When Bill Burnett enlisted into the army at age 17, he knew he’d be in good company.
Burnett was one of five of the “Burnett boys,” a group of him and his brothers, who all served in the military at the same time. They had three older brothers who served in WWII.
The Mountaineer even wrote an article about the unusual event in the early 1960s. After all, how many people can say they served in the military while four of their siblings were doing the same?
“I’m just so proud of him and his service,” said Mary Burnett, Bill’s wife.
Burnett just turned 90. Although he was the fourth of his 12 siblings, he’s now the oldest living one.
Born in Union County, Georgia, Burnett’s family moved to Bethel in 1943, when he was 12 years old. They settled into the community well, though times were tough by today’s standards.
“There were three or four people to a bedroom,” Bill Burnett said. “But we didn’t know what being poor was.”
Burnett started out in the Army when he was 17 — he was drafted before even finishing high school. Throughout his 22-year career in the military Burnett also served in the Navy and in the Air Force. Little did he know at the time that he would serve longer than any of his brothers.
“I gave them 22-and-a-half years,” Burnett said of the military.
His favorite branch of the military was the Air Force, where he served as a member of the Security Police. Burnett said he spent a lot of time “walking guard” on military planes.
At 90, Burnett’s military career is now mostly condensed to one briefcase. That’s where he now keeps newspaper clippings, certificates, photos and more. He took it everywhere in the service, and occasionally sifts through it. Though he struggled with memory loss, when he looks through all his documents, memories come back.
Not even his wife Mary Burnett knows every detail of his career. In fact, she only recently found a newspaper clipping he has from the Seattle Post-Intelligencer from the early ‘60s.

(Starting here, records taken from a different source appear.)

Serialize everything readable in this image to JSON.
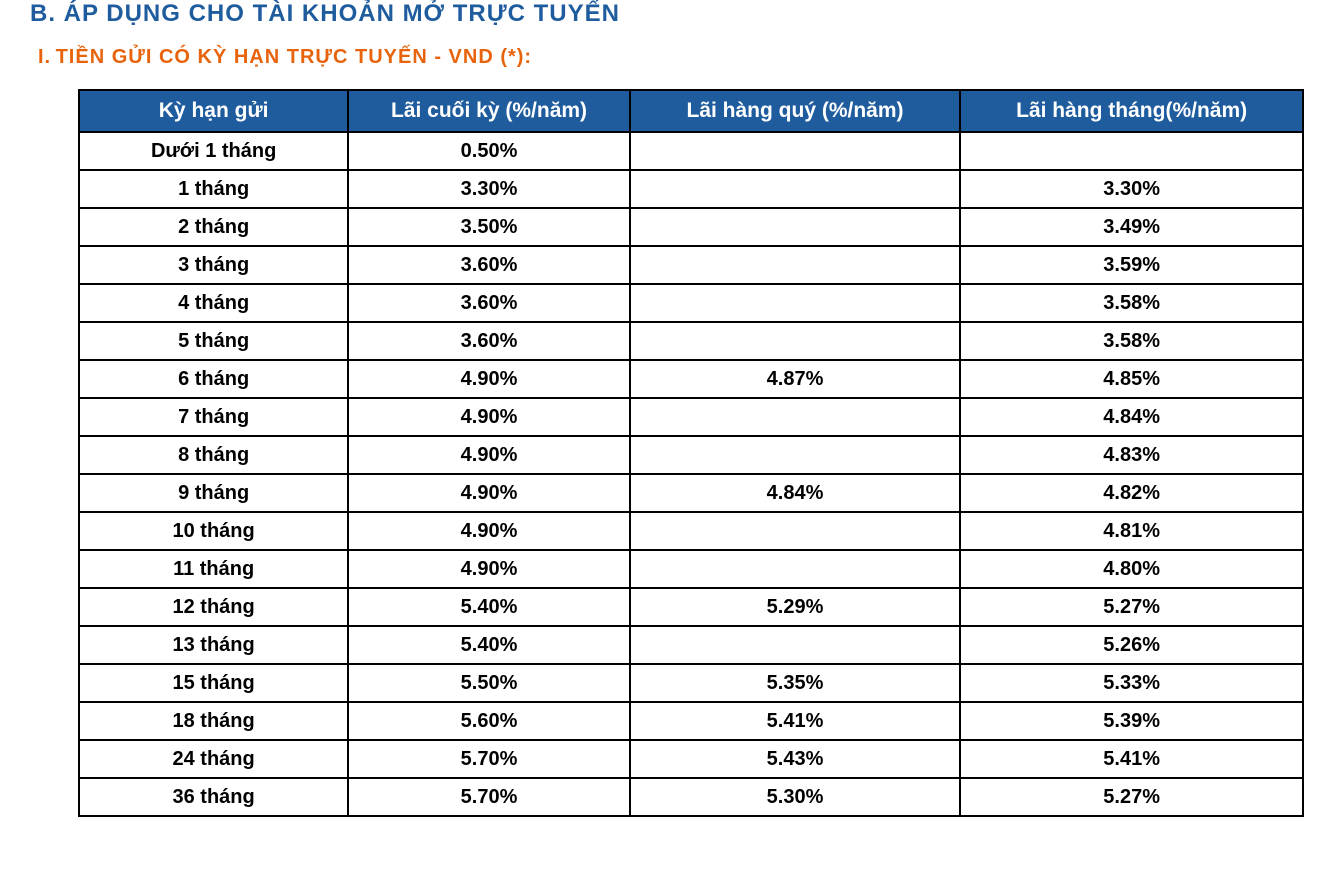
{
  "heading_b": "B. ÁP DỤNG CHO TÀI KHOẢN MỞ TRỰC TUYẾN",
  "heading_i_prefix": "I.",
  "heading_i": "TIỀN GỬI CÓ KỲ HẠN TRỰC TUYẾN - VND (*):",
  "table": {
    "header_bg_color": "#1f5c9e",
    "header_text_color": "#ffffff",
    "border_color": "#000000",
    "cell_bg_color": "#ffffff",
    "cell_text_color": "#000000",
    "header_fontsize": 21,
    "cell_fontsize": 20,
    "columns": [
      "Kỳ hạn gửi",
      "Lãi cuối kỳ (%/năm)",
      "Lãi hàng quý (%/năm)",
      "Lãi hàng tháng(%/năm)"
    ],
    "column_widths": [
      "22%",
      "23%",
      "27%",
      "28%"
    ],
    "rows": [
      {
        "term": "Dưới 1 tháng",
        "end": "0.50%",
        "quarterly": "",
        "monthly": ""
      },
      {
        "term": "1 tháng",
        "end": "3.30%",
        "quarterly": "",
        "monthly": "3.30%"
      },
      {
        "term": "2 tháng",
        "end": "3.50%",
        "quarterly": "",
        "monthly": "3.49%"
      },
      {
        "term": "3 tháng",
        "end": "3.60%",
        "quarterly": "",
        "monthly": "3.59%"
      },
      {
        "term": "4 tháng",
        "end": "3.60%",
        "quarterly": "",
        "monthly": "3.58%"
      },
      {
        "term": "5 tháng",
        "end": "3.60%",
        "quarterly": "",
        "monthly": "3.58%"
      },
      {
        "term": "6 tháng",
        "end": "4.90%",
        "quarterly": "4.87%",
        "monthly": "4.85%"
      },
      {
        "term": "7 tháng",
        "end": "4.90%",
        "quarterly": "",
        "monthly": "4.84%"
      },
      {
        "term": "8 tháng",
        "end": "4.90%",
        "quarterly": "",
        "monthly": "4.83%"
      },
      {
        "term": "9 tháng",
        "end": "4.90%",
        "quarterly": "4.84%",
        "monthly": "4.82%"
      },
      {
        "term": "10 tháng",
        "end": "4.90%",
        "quarterly": "",
        "monthly": "4.81%"
      },
      {
        "term": "11 tháng",
        "end": "4.90%",
        "quarterly": "",
        "monthly": "4.80%"
      },
      {
        "term": "12 tháng",
        "end": "5.40%",
        "quarterly": "5.29%",
        "monthly": "5.27%"
      },
      {
        "term": "13 tháng",
        "end": "5.40%",
        "quarterly": "",
        "monthly": "5.26%"
      },
      {
        "term": "15 tháng",
        "end": "5.50%",
        "quarterly": "5.35%",
        "monthly": "5.33%"
      },
      {
        "term": "18 tháng",
        "end": "5.60%",
        "quarterly": "5.41%",
        "monthly": "5.39%"
      },
      {
        "term": "24 tháng",
        "end": "5.70%",
        "quarterly": "5.43%",
        "monthly": "5.41%"
      },
      {
        "term": "36 tháng",
        "end": "5.70%",
        "quarterly": "5.30%",
        "monthly": "5.27%"
      }
    ]
  },
  "colors": {
    "heading_b_color": "#1f5c9e",
    "heading_i_color": "#e8640c",
    "background": "#ffffff"
  }
}
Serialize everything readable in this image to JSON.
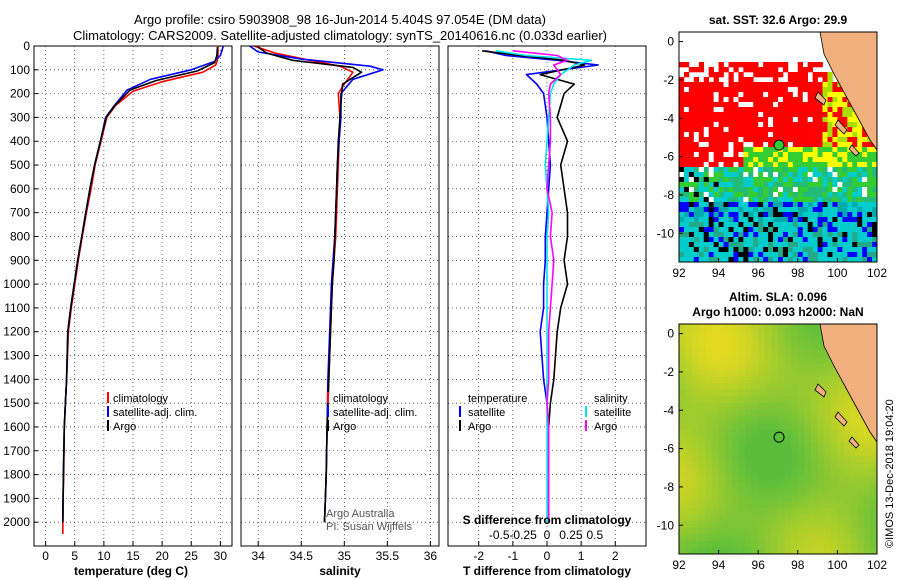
{
  "header": {
    "title_line1": "Argo profile: csiro 5903908_98 16-Jun-2014 5.404S 97.054E (DM data)",
    "title_line2": "Climatology: CARS2009. Satellite-adjusted climatology: synTS_20140616.nc (0.033d earlier)"
  },
  "colors": {
    "climatology": "#ff0000",
    "satellite": "#0000ff",
    "argo": "#000000",
    "sat_salinity": "#00e5ee",
    "argo_salinity": "#ff00ff"
  },
  "chart_data": [
    {
      "type": "line",
      "id": "temperature",
      "xlabel": "temperature (deg C)",
      "ylabel": "",
      "xlim": [
        -2,
        32
      ],
      "ylim": [
        2100,
        0
      ],
      "xticks": [
        "0",
        "5",
        "10",
        "15",
        "20",
        "25",
        "30"
      ],
      "xtick_values": [
        0,
        5,
        10,
        15,
        20,
        25,
        30
      ],
      "yticks": [
        "0",
        "100",
        "200",
        "300",
        "400",
        "500",
        "600",
        "700",
        "800",
        "900",
        "1000",
        "1100",
        "1200",
        "1300",
        "1400",
        "1500",
        "1600",
        "1700",
        "1800",
        "1900",
        "2000"
      ],
      "legend": [
        "climatology",
        "satellite-adj. clim.",
        "Argo"
      ],
      "series": [
        {
          "name": "climatology",
          "x": [
            29.6,
            29.6,
            29.2,
            27,
            20,
            15,
            12,
            10.5,
            9.5,
            8.5,
            7.8,
            7,
            6.3,
            5.6,
            5,
            4.4,
            3.9,
            3.6,
            3.4,
            3.2,
            3.1,
            3.0,
            2.95
          ],
          "depth": [
            0,
            50,
            80,
            110,
            150,
            190,
            250,
            300,
            400,
            500,
            600,
            700,
            800,
            900,
            1000,
            1100,
            1200,
            1400,
            1500,
            1600,
            1800,
            1900,
            2050
          ]
        },
        {
          "name": "satellite-adj. clim.",
          "x": [
            30.5,
            30,
            29,
            25,
            18,
            14,
            11.8,
            10.3,
            9.4,
            8.4,
            7.6,
            6.9,
            6.2,
            5.5,
            4.9,
            4.3,
            3.8,
            3.6,
            3.4,
            3.2,
            3.05,
            2.95
          ],
          "depth": [
            0,
            40,
            65,
            100,
            140,
            185,
            250,
            300,
            400,
            500,
            600,
            700,
            800,
            900,
            1000,
            1100,
            1200,
            1400,
            1500,
            1600,
            1800,
            2000
          ]
        },
        {
          "name": "Argo",
          "x": [
            29.5,
            29.4,
            29.0,
            26,
            19,
            14.5,
            11.9,
            10.4,
            9.4,
            8.4,
            7.6,
            6.9,
            6.2,
            5.5,
            4.9,
            4.3,
            3.8,
            3.6,
            3.4,
            3.2,
            3.05,
            2.95
          ],
          "depth": [
            5,
            40,
            70,
            105,
            145,
            185,
            250,
            300,
            400,
            500,
            600,
            700,
            800,
            900,
            1000,
            1100,
            1200,
            1400,
            1500,
            1600,
            1800,
            2000
          ]
        }
      ]
    },
    {
      "type": "line",
      "id": "salinity",
      "xlabel": "salinity",
      "xlim": [
        33.8,
        36.1
      ],
      "ylim": [
        2100,
        0
      ],
      "xticks": [
        "34",
        "34.5",
        "35",
        "35.5",
        "36"
      ],
      "xtick_values": [
        34,
        34.5,
        35,
        35.5,
        36
      ],
      "legend": [
        "climatology",
        "satellite-adj. clim.",
        "Argo"
      ],
      "annotations": [
        "Argo Australia",
        "PI: Susan Wijffels"
      ],
      "series": [
        {
          "name": "climatology",
          "x": [
            33.95,
            34.2,
            34.6,
            34.95,
            35.1,
            35.0,
            34.93,
            34.95,
            34.94,
            34.93,
            34.92,
            34.91,
            34.9,
            34.88,
            34.86,
            34.84,
            34.82,
            34.8,
            34.79,
            34.78,
            34.77
          ],
          "depth": [
            0,
            30,
            60,
            85,
            110,
            160,
            200,
            300,
            400,
            500,
            600,
            700,
            800,
            900,
            1000,
            1200,
            1400,
            1600,
            1800,
            1900,
            2000
          ]
        },
        {
          "name": "satellite-adj. clim.",
          "x": [
            33.9,
            34.0,
            34.5,
            35.3,
            35.45,
            35.1,
            34.96,
            34.96,
            34.94,
            34.92,
            34.91,
            34.9,
            34.89,
            34.87,
            34.85,
            34.83,
            34.81,
            34.8,
            34.79,
            34.78,
            34.77
          ],
          "depth": [
            0,
            25,
            55,
            85,
            100,
            140,
            200,
            300,
            400,
            500,
            600,
            700,
            800,
            900,
            1000,
            1200,
            1400,
            1600,
            1800,
            1900,
            2000
          ]
        },
        {
          "name": "Argo",
          "x": [
            34.0,
            34.1,
            34.4,
            35.1,
            35.2,
            34.98,
            34.97,
            34.95,
            34.93,
            34.92,
            34.91,
            34.9,
            34.89,
            34.88,
            34.86,
            34.84,
            34.82,
            34.8,
            34.79,
            34.78,
            34.77
          ],
          "depth": [
            5,
            30,
            60,
            90,
            110,
            160,
            200,
            300,
            400,
            500,
            600,
            700,
            800,
            900,
            1000,
            1200,
            1400,
            1600,
            1800,
            1900,
            2000
          ]
        }
      ]
    },
    {
      "type": "line",
      "id": "difference",
      "xlabel": "T difference from climatology",
      "xlabel2": "S difference from climatology",
      "xlim": [
        -2.9,
        2.9
      ],
      "ylim": [
        2100,
        0
      ],
      "xticks": [
        "-2",
        "-1",
        "0",
        "1",
        "2"
      ],
      "xtick_values": [
        -2,
        -1,
        0,
        1,
        2
      ],
      "xticks2": [
        "-0.5",
        "-0.25",
        "0",
        "0.25",
        "0.5"
      ],
      "xtick2_values": [
        -1.4,
        -0.7,
        0,
        0.7,
        1.4
      ],
      "legend_left_title": "temperature",
      "legend_right_title": "salinity",
      "legend_left": [
        "satellite",
        "Argo"
      ],
      "legend_right": [
        "satellite",
        "Argo"
      ],
      "series": [
        {
          "name": "temperature satellite",
          "x": [
            -1.8,
            -1.2,
            0.3,
            1.5,
            -0.6,
            -0.3,
            -0.1,
            0.0,
            0.05,
            0.1,
            0.05,
            0.0,
            -0.05,
            -0.05,
            -0.1,
            -0.1,
            -0.2,
            -0.1,
            0.0,
            0.05,
            0.05,
            0.05
          ],
          "depth": [
            20,
            40,
            60,
            80,
            120,
            160,
            200,
            300,
            400,
            500,
            600,
            700,
            800,
            900,
            1000,
            1100,
            1200,
            1400,
            1500,
            1600,
            1800,
            2000
          ]
        },
        {
          "name": "temperature Argo",
          "x": [
            -1.9,
            -0.8,
            0.5,
            1.1,
            -0.2,
            0.8,
            0.5,
            0.3,
            0.6,
            0.4,
            0.5,
            0.6,
            0.6,
            0.5,
            0.6,
            0.4,
            0.3,
            0.2,
            0.1,
            0.05,
            0.05,
            0.05
          ],
          "depth": [
            20,
            40,
            60,
            80,
            120,
            160,
            200,
            300,
            400,
            500,
            600,
            700,
            800,
            900,
            1000,
            1100,
            1200,
            1400,
            1500,
            1600,
            1800,
            2000
          ]
        },
        {
          "name": "salinity satellite",
          "x": [
            -1.5,
            -0.6,
            1.3,
            0.8,
            0.4,
            0.2,
            0.1,
            0.05,
            0.0,
            -0.05,
            0.0,
            0.05,
            0.0,
            0.0,
            0.0,
            0.0,
            0.0,
            0.0,
            0.0,
            0.0,
            0.0,
            0.0
          ],
          "depth": [
            20,
            40,
            60,
            80,
            120,
            160,
            200,
            300,
            400,
            500,
            600,
            700,
            800,
            900,
            1000,
            1100,
            1200,
            1400,
            1500,
            1600,
            1800,
            2000
          ]
        },
        {
          "name": "salinity Argo",
          "x": [
            -1.0,
            0.3,
            0.6,
            0.2,
            0.4,
            0.1,
            0.05,
            0.1,
            0.1,
            0.05,
            0.0,
            0.15,
            0.1,
            0.2,
            0.15,
            0.1,
            0.05,
            0.05,
            0.0,
            0.05,
            0.05,
            0.05
          ],
          "depth": [
            20,
            40,
            60,
            80,
            120,
            160,
            200,
            300,
            400,
            500,
            600,
            700,
            800,
            900,
            1000,
            1100,
            1200,
            1400,
            1500,
            1600,
            1800,
            2000
          ]
        }
      ]
    },
    {
      "type": "heatmap",
      "id": "sst_map",
      "title": "sat. SST: 32.6 Argo: 29.9",
      "xlim": [
        92,
        102
      ],
      "ylim": [
        -11.5,
        0.5
      ],
      "xticks": [
        "92",
        "94",
        "96",
        "98",
        "100",
        "102"
      ],
      "xtick_values": [
        92,
        94,
        96,
        98,
        100,
        102
      ],
      "yticks": [
        "0",
        "-2",
        "-4",
        "-6",
        "-8",
        "-10"
      ],
      "ytick_values": [
        0,
        -2,
        -4,
        -6,
        -8,
        -10
      ],
      "float_position": [
        97.054,
        -5.404
      ]
    },
    {
      "type": "heatmap",
      "id": "sla_map",
      "title": "Altim. SLA: 0.096",
      "subtitle": "Argo h1000: 0.093 h2000: NaN",
      "xlim": [
        92,
        102
      ],
      "ylim": [
        -11.5,
        0.5
      ],
      "xticks": [
        "92",
        "94",
        "96",
        "98",
        "100",
        "102"
      ],
      "xtick_values": [
        92,
        94,
        96,
        98,
        100,
        102
      ],
      "yticks": [
        "0",
        "-2",
        "-4",
        "-6",
        "-8",
        "-10"
      ],
      "ytick_values": [
        0,
        -2,
        -4,
        -6,
        -8,
        -10
      ],
      "float_position": [
        97.054,
        -5.404
      ]
    }
  ],
  "footer": {
    "credit": "©IMOS 13-Dec-2018 19:04:20"
  }
}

In the article, Bill Burnett was recognized for his efforts as the first on the scene when a military plane crashed shortly after taking off in Seattle.
“When we got there, the flames were 10 to 20 feet high. We heard a man calling for help. He was out of the wreckage, but a tree had fallen on him and broken one of his legs. Two of us lifted the tree off of him and the third pulled him out from under the tree,” Bill Burnett recounted in the Seattle Post-Intelligencer.
The article lauded him as a hero, a crucial player in saving the lives of his fellow servicemen.
But Bill Burnett has always seen his heroics a bit differently.
“I’m not a hero, I was just doing what I was trained to do,” he said, looking back on the event.
Either way, his decades of service in three branches of the military are a point of pride for his family. Mary Burnett has pictures of them together at weddings, with Bill all decked out in his special air force garb. She said relatives often request that he wear the special outfit to honor the time he spent serving his country.
Now, Bill Burnett’s life is much different. He’s been forced to slow down some, though he and his wife Mary Burnett will tell you — he’d much rather be up and about.
“I’m too young to sit still,” Burnett said.